U-24日本代表にオーバーエイジ(OA)として参加している酒井宏樹がオンラインで取材に応じた。10日にマルセイユから浦和レッズに移籍することを発表した右サイドバックは、まずは日本のためにすべての力を注ぐつもりだ。

上写真=5日に行なわれたUー24ガーナ代表との試合でも圧倒的な存在感を示した酒井宏樹(写真◎JMPA増田泰久)

ジャマイカ戦は後ろからサポートしてあげたい

 ロンドン五輪に出場して4位になり、メダルまであと一歩のところまで迫った経験を持つ酒井宏樹は今回、オーバーエイジ(OA)として2度目の五輪に臨む。ただ、五輪を知り、OAの立場を知るがゆえに、参加の打診を受けた際は、複雑な思いも抱いたという。

「すごく複雑ではあります。実際に僕がロンドン五輪を目指していたときも、やはりオーバーエイジの選手が入ってくるというのは少し、正直に言えば100パーセント歓迎できていたかというと違っていた。今回もそういう選手たちも少なからずいると思います。そういう枠を取ってしまっているので、すごくプレッシャーを感じています」

 今回、酒井のほかに吉田麻也、遠藤航がOAとして参加しているが、U-24のいわゆるオリンピックエイジの選手たちからすれば、3枠を奪われた形。9年前に当事者だった酒井は、受け入れる側の心情を慮った。

 OAの選定にあたって、森保一監督は、戦力としてはもちろん、オリンピックエイジの選手たちにポジティブな影響を与えるからだと、この3選手に決めた理由について説明していた。吉田はオリンピックエイジとして北京五輪に出場し、OAの立場もロンドン五輪で経験済み。酒井はロンドン五輪で、遠藤はリオ五輪で、それぞれOAを受け入れる側を経験した。今回の活動期間中も、3人はOAとしていかに振舞うべきかについて事あるごとに語っていたが、そんな彼らだからこそ、チームへの融合がスムーズだったのかもしれない。ここまでは波紋を起こすことなく、実にうまくチームに馴染み、ポジティブな要素をいくつももたらしているように映る。

 5月31日から始まった今回の活動も、いよいよ12日のジャマイカ戦が締めくくりとなるが、酒井は試合を前にこんなコメントを残した。
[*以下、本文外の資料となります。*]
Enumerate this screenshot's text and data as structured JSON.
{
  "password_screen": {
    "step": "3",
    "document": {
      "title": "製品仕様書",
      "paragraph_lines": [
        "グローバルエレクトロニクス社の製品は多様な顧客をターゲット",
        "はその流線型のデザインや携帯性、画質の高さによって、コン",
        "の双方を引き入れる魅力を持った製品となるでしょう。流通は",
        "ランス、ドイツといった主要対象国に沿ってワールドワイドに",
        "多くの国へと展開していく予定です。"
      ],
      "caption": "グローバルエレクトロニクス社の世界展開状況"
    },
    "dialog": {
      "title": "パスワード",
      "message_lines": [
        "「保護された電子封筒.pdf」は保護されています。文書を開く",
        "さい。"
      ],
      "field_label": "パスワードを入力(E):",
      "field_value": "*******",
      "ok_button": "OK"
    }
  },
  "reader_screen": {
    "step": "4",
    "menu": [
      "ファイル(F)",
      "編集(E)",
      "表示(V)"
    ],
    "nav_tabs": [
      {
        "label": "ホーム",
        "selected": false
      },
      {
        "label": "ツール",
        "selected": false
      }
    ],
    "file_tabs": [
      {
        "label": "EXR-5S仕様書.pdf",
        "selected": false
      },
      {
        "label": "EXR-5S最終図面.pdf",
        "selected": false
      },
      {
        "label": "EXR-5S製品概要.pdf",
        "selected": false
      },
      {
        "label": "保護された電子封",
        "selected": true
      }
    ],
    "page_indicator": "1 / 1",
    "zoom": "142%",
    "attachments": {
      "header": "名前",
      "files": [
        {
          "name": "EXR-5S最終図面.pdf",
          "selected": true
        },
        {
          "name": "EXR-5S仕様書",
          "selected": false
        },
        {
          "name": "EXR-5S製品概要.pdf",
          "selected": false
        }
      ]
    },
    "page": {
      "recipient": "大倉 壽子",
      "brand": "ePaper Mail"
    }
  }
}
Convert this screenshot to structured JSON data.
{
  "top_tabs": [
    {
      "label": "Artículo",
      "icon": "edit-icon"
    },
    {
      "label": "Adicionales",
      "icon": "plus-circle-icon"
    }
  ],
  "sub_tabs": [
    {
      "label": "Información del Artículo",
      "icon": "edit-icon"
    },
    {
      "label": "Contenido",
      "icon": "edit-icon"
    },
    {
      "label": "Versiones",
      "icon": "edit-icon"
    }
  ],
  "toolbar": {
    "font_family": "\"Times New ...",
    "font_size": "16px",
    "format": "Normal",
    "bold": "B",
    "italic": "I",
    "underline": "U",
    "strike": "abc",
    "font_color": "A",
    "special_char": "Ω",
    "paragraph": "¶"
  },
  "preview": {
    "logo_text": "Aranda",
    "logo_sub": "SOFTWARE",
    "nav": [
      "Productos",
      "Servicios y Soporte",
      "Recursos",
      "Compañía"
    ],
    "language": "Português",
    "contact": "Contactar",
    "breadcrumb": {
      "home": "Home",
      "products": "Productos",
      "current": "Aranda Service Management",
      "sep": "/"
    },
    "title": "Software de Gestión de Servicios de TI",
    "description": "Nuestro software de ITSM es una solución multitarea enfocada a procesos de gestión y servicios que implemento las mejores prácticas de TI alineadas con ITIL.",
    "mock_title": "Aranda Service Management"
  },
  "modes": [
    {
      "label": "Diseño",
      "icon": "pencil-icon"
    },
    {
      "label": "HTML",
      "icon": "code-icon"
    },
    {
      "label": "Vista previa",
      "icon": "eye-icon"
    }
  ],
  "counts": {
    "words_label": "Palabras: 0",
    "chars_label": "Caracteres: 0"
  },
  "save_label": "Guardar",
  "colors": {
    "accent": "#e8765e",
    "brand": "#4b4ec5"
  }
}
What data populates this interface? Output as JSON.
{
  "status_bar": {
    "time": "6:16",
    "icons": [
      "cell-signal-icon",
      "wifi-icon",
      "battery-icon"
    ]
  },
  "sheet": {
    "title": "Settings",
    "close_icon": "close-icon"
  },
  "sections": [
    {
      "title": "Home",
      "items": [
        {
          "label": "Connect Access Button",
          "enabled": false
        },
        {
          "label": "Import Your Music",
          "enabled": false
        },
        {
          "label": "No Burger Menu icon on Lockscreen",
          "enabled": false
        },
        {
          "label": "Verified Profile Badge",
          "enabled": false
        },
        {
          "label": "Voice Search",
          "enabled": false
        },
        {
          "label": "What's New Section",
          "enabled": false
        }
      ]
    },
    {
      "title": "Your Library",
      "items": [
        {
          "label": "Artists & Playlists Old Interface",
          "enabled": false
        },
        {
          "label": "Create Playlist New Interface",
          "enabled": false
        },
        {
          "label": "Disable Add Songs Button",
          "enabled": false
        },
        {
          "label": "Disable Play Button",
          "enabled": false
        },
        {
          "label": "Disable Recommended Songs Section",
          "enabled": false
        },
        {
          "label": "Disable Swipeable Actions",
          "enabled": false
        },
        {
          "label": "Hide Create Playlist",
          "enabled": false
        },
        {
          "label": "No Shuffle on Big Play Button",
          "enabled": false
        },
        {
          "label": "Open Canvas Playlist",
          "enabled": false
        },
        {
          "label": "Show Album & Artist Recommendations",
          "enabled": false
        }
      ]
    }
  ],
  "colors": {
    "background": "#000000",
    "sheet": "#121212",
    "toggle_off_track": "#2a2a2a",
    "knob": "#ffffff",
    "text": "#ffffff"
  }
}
「僕個人としてはチームがレベルアップしていくことを考えなければいけないですし、個人としてももちろんジャマイカ相手にどれだけできるか、ワクワクしています。ただ、若い選手たちにとってはかなり選考の部分がかかっていると思うので、そういう意味でも後ろからしっかりサポートしてあげて、彼らが思い切りできるような環境をつくってあげたいと思います」

 オリンピックエイジの選手たちにとっては、ジャマイカ戦が五輪メンバー発表前の最後のアピール機会になる。OAの立場ならではの発言だろう。これまでの練習の中でも、酒井は全体練習後にアドバイスを求められ、それに応える姿を見せていた。サイドバックが本職ではない中山雄太らと話し込んでいたことを指摘された際には、「いえいえ、僕自身もかなり彼らから学んでいます。ただやっぱり僕が思っていることと、彼らが思っていることと違う部分があるので、そこはお互いに話しながらすり合わせていくことが大事。どっちが偉いだったり、どっちが経験があるとかではなく、やっぱりチームなので。4バックがうまく機能していれば崩れないですし、そこのすり合わせです」と答え、ただアドバイスしているのではなく、自分自身のための意見交換だと説明した。

「(OAに求められるものは)すべてだと思います。ピッチ外もピッチ内もそうだと思いますし、やはり引っ張っていかないといけない立場だと思います。でも、そういうタイプでもないので、自分の場合はプレーで、ピッチ内で示していかないといけない。ピッチ外は航だったり、麻也くんがしっかりオーガナイズしてくれるので、しっかりピッチ内で示せるような選手になりたいなと思います」

 ロンドン以上の結果を、東京で。そのために酒井は自身の立場からできることを全てやるつもりでいる。ピッチ内では誰もが納得するプレーを示し、輝くメダルをつかみにいく。

「やるからにはすべての試合で勝ちたい。そのためにサッカーをしているし、日本代表のユニフォームを着ているので、どういう結果になるかはもちろん勝負の世界なので分かりませんが、その確率を少しでも上げられる努力をしていきたいです」

 本気で取り組む酒井がチームにいることで、その確率は間違いなく上がっているだろう。